Biene’s school holidays were approaching. In 1962 her family had spent their vacation on the Mediterranean island of Corsica. Now they were planning to spend a couple of weeks at Lake Ammer in Bavaria. Even though I felt my love for Biene was getting stronger with every passing week, I did not openly declare it to her, because I erroneously assumed that she would already know. When she once asked me if I had ever been in love, I missed the golden opportunity to reveal what was on my heart. Instead I used a ride on my brand-new bicycle as a metaphor to describe in the most abstruse way the chaotic state of my inner being. I described how I got lost in the woods. I did not know which way to choose to get out. I dug deep into my psyche, too deep for comfort. Not yet realizing that the good and the evil lie close together within each and every human being, I criticized the world for failing to give me directions. Blind as a bat to my own flaws and weaknesses, I declared the entire world with its political systems, the church, and the army rotten and corrupt. These pathetic meanderings of my mind did very little to express my true feelings for her and would have been better left unsaid.

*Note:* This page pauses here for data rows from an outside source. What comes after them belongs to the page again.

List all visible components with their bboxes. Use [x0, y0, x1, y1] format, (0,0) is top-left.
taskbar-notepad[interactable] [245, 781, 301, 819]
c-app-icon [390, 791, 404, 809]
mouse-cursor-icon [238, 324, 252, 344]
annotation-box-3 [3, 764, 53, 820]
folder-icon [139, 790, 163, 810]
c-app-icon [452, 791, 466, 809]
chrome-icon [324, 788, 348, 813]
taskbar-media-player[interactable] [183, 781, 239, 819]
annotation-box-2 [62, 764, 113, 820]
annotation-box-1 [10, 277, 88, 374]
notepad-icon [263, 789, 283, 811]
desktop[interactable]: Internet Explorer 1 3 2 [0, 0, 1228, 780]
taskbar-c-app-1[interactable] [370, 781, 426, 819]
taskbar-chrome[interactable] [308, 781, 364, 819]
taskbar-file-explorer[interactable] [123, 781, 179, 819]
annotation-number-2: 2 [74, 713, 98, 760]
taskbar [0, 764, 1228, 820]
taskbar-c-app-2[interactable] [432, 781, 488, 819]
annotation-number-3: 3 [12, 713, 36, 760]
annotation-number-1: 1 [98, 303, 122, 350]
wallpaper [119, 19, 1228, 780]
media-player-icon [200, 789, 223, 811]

For the remaining three or four days I went on a bicycle tour with Dieter, my new army buddy. We traveled first up the River Moselle, then climbed up into the Eifel Mountains and stopped at a beautiful campsite named Pomerania, which reminded me of my grandparents’ lost home province in the east. At nightfall we sat in front of our tent looking at the rising moon in a cloudless sky. The day before I had bought a bottle of Moselle wine, a Riesling well-known for its distinguished qualities due to the grapes, which incredibly ripen more fully during extended periods of autumnal fog in the river valley. Gazing at the crescent of the rising moon I remarked, “If me girl-friend in Velbert also looked at the moon this very minute, our eyes would be fixed on the same heavenly object and in some esoteric way we would be connected with one another.”
Dieter chortled a few times, before he retorted, “But my friend, don’t be an idiot. That is not the same as being physically present. When I kiss my beloved Heidi, I know real love, love that you cannot even fathom with your strange romantic ideas in your head.” And that was the beginning of a long discussion on the nature of love. When we had savored the last drop of the wine and were ready to crawl into the tent, we had moved away from our opposite points of view and found some middle ground. We agreed that in order for a relationship to be meaningful both the physical and spiritual dimensions would have to be present. We learned something important from each other. As for me, I resolved to arrange a rendezvous with Biene at the first opportunity that would offer itself in the near future. But you never know to start with, how things turn out in the end.